A Polícia Civil do Rio de Janeiro cumpriu, na manhã do último sábado (28), um mandado de prisão contra um homem suspeito de utilizar o ambiente de um jogo virtual para fazer apologia ao crime. A captura ocorreu na comunidade Vai Quem Quer, localizada em Duque de Caxias, na Baixada Fluminense. O alvo da investigação é acusado de utilizar o Roblox, uma das maiores plataformas de jogos do mundo voltada ao público infantojuvenil, para promover conteúdos que envolvem tráfico de drogas, homicídios e exploração sexual.
A ação, batizada de Operação Fim de Jogo, foi coordenada pela Delegacia da Criança e do Adolescente Vítima (DCAV). Além da prisão, os agentes realizaram buscas e apreensões em endereços ligados a outros dois indivíduos que também estão sob investigação. Todo o material recolhido será submetido a perícia técnica para aprofundar a análise das atividades ilícitas realizadas no ambiente digital.
Simulação de crimes
De acordo com o Jornal Extra, as investigações apontam que os suspeitos criavam salas personalizadas dentro da plataforma que permitiam aos usuários simularem situações de extrema gravidade. Nesses espaços, os jogadores tinham acesso a representações de entorpecentes, bebidas alcoólicas e armamentos. Além disso, o conteúdo monitorado apresentava apologia direta a condutas ilegais, incluindo o uso de veículos roubados e a simulação de assassinatos de policiais.

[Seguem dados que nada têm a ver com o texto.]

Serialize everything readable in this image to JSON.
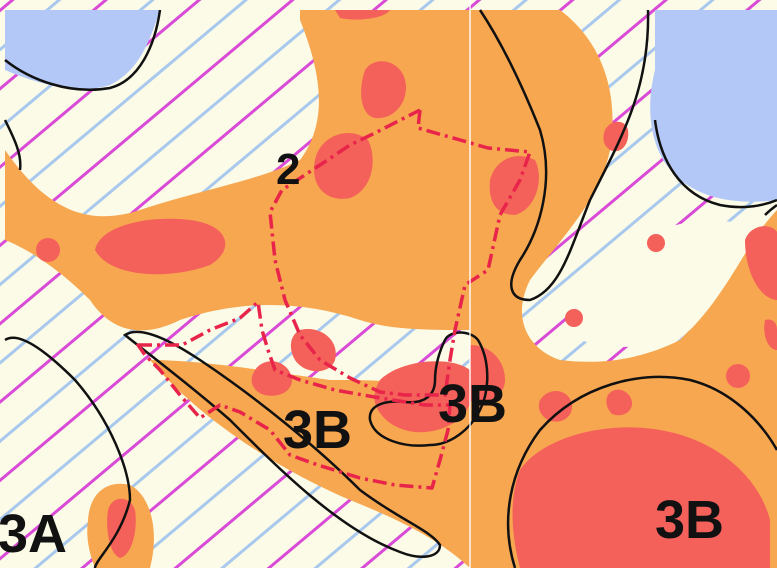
{
  "map": {
    "labels": {
      "zone_2": "2",
      "zone_3b_center": "3B",
      "zone_3b_right": "3B",
      "zone_3b_bottom_right": "3B",
      "zone_3a": "3A"
    },
    "colors": {
      "background": "#fbfbe8",
      "water": "#b3c8f7",
      "orange_zone": "#f7a750",
      "red_zone": "#f4605a",
      "hatch_magenta": "#d94ad6",
      "hatch_blue": "#a8c8ee",
      "boundary_black": "#111111",
      "dashdot_red": "#e8244a"
    }
  }
}
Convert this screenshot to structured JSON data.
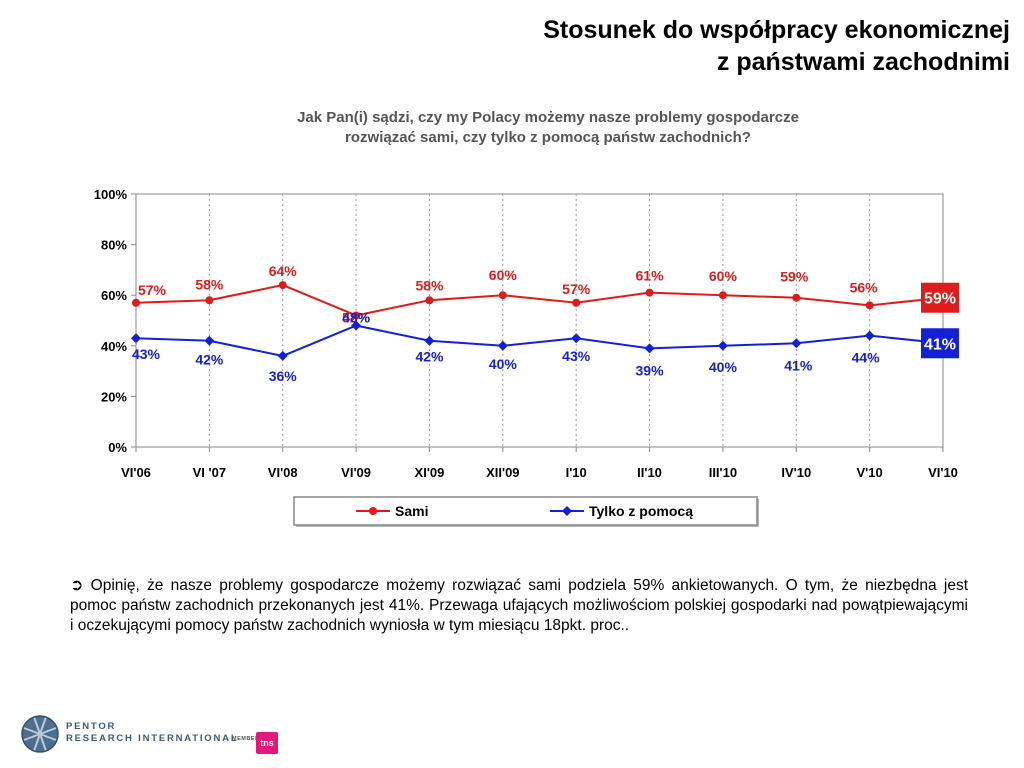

A delegada assistente da especializada, Maria Luiza Machado, explicou que o trabalho de inteligência começou a partir do monitoramento de setores específicos voltados ao combate de crimes cibernéticos. Com o apoio da própria plataforma de jogos, foi possível identificar os responsáveis pela criação dos conteúdos inapropriados. A autoridade policial ressaltou que a operação visa não apenas punir os responsáveis, mas também interromper a exposição de menores a materiais de teor violento e sexual.
Apreensão e continuidade das buscas
Durante a Operação no último sábado (28), diversos dispositivos eletrônicos foram confiscados e passarão por uma análise detalhada feita pelos agentes de inteligência. A Polícia Civil acredita que o conteúdo presente nos aparelhos poderá auxiliar na identificação de outros envolvidos que utilizam a rede para atrair e influenciar crianças e adolescentes.
A instituição reforçou o alerta sobre os perigos da navegação sem supervisão no ambiente virtual. Segundo a assessoria de comunicação da corporação, a internet não deve ser considerada um local seguro para menores desacompanhados. A recomendação é que os pais ou responsáveis, mantenham vigilância constante sobre as interações e os tipos de jogos acessados pelos menores, denunciando qualquer comportamento suspeito imediatamente em uma delegacia especializada.
O jogo
O Roblox consolidou-se como um fenômeno global por permitir que os próprios usuários desenvolvam seus jogos e interajam por meio de avatares. Os números da plataforma impressionam pela magnitude e pelo perfil etário dos frequentadores.
Dados da própria plataforma indicam que, dos cerca de 144 milhões de usuários ativos diariamente, aproximadamente 50 milhões possuem menos de 13 anos de idade, enquanto outros 57 milhões estão na faixa entre 13 e 17 anos.